David Ashford is a poet, cultural historian, publisher and professor of English Literature. His research specialisms include Modernism, philosophy and cultural geography.

He is the author of a cultural geography on the London Underground (Liverpool University Press, 2013), which explores the role that writers, artists and architects have played in the development of new types of urban space in London from the nineteenth to the twenty-first century.
His second book was Autarchies: The Invention of Selfishness (Bloomsbury, 2017), a reception history which traced the influence of egoist philosopher Max Stirner on Modernist writers and artists in France, Russia, the United States and United Kingdom in the years running up to WWI.

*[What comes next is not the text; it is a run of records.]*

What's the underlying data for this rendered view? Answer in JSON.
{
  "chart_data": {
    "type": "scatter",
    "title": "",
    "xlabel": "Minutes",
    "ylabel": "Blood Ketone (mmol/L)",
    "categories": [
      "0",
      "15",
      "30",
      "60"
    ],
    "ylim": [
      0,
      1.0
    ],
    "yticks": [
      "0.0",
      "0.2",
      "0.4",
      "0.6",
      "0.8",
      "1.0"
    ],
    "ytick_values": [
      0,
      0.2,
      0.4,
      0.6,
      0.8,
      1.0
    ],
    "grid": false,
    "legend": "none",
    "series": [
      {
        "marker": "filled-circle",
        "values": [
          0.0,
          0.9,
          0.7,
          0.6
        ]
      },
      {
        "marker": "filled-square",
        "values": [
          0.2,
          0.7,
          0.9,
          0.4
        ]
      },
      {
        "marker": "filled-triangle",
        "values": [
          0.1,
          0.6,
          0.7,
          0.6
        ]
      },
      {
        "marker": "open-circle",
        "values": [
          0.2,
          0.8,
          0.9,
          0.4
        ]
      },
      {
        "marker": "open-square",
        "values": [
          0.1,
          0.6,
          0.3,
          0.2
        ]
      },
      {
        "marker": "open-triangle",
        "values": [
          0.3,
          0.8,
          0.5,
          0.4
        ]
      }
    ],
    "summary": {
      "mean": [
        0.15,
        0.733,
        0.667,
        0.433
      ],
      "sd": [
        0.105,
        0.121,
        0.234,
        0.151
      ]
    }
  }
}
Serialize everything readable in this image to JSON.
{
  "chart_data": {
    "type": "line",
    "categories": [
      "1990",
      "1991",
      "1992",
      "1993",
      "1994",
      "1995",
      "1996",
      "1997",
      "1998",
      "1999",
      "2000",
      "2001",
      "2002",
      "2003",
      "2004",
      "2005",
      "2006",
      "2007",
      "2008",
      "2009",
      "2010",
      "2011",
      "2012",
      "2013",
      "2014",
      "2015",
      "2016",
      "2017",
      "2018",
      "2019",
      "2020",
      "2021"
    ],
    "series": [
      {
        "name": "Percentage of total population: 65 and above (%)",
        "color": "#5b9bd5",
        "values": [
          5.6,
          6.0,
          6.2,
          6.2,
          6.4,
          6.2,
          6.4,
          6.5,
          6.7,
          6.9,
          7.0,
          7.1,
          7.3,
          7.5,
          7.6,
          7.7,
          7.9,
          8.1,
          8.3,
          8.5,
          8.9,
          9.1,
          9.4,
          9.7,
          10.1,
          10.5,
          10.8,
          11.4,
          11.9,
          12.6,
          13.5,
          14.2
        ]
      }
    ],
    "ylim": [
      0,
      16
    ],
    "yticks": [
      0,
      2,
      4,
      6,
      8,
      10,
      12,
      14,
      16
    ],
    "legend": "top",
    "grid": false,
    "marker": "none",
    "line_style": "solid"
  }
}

A third monograph – A Book of Monsters: Promethean Horror in Modern Literature and Culture – was published in summer 2024, which expands upon material that has appeared in journals as the essays “Gorillas in the House of Light” (Cambridge Quarterly: 2011), “Architects of the Occult” (Literary London: 2014), “The Mechanical Turk” (Cambridge Quarterly: 2017), and “Orc-Talk” (JFA: 2018).
David is also a published poet with three short collections published by innovative small-press poetry-publisher Veer: Xaragmata (2013), Orcs!!! (2015), and Sedition Machines (2017). John Company, an experiment in Modernist open-field poetics (on the British East India Company) was published by Pamenar Press in 2021.
David is editor-in-chief at the poetry small-press Contraband, which has published some of the most significant writers of the British Poetry Revival. He currently teaches English Literature at the University of Groningen.